How Difficult Can It Be?

As you may well know, Office 2007 and Vista will shortly be available to businesses. Thanks to the Microsoft Developers Network, at work we’ve had copies since last week.

Whilst I was away in the USA, two of the other developers on my team parallel installed Office 2007 – although Vista is still limited to non-production machines. Feeling slightly left out, I thought I’d take a look at the new version of Office.

Having said that, I didn’t get far before I hit a snag, my version of ActiveSync. Until now I’ve been quite happily working with version 3.8. Although it was updated to version 4 – indeed I have a copy of version 4 on a machine here, it didn’t give any particular benefit going through the hassle of upgrading. However, looking through the requirements for Office 2007, it needed ActiveSync version 4.
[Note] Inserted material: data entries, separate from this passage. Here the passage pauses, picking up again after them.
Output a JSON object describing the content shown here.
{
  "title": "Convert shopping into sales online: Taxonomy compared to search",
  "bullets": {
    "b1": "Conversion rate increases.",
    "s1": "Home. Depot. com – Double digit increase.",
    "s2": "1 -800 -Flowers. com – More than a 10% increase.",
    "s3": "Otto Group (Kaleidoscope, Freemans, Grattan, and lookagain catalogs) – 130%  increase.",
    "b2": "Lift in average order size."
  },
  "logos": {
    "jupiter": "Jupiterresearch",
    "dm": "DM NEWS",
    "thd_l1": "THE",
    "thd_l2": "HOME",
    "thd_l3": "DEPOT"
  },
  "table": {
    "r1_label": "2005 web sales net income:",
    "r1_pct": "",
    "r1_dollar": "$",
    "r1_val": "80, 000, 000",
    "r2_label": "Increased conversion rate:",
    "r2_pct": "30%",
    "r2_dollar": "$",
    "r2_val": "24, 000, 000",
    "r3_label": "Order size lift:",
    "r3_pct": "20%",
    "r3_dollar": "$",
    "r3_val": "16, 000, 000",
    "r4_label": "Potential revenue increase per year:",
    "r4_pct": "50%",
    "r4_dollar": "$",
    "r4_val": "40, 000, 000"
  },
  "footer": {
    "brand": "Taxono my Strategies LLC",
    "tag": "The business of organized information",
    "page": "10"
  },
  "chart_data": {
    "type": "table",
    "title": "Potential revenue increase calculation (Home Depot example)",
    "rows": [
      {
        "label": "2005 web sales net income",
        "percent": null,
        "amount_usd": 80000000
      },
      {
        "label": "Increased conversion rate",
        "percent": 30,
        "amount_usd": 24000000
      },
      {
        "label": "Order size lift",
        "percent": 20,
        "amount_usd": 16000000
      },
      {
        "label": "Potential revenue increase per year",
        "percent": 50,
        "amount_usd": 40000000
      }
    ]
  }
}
So I went and grabbed the install of the latest version, and set it going. Aside from changing ActiveSync, nothing else was being changed at this point – same version of Outlook on the desktop, same PocketPC with Windows Mobile 2003 SE. The install detected that I was upgrading, no problem I thought…

Seems that it isn’t only MarkSpace that has trouble with synchronising. By the end of the process it had managed to duplicate over 400 entries in my diary, and created a stack of duplicate phone numbers in the contacts. If a system using Microsoft software throughout the process doesn’t work with just upgrading one element, I’m not surprised that third-party solutions struggle. Really, how difficult can it be to get a PDA/Desktop combination that works?

Anyway, based on that experience, plus the somewhat negative feedback from my colleagues about how the new Office interface, whilst being faster with a mouse is a pain to drive with the keyboard, I suspect I’ll be sticking with Office 2003 for the moment, despite some tempting new features. Thankfully using the compatibility tools I can read documents from the new suite as needed.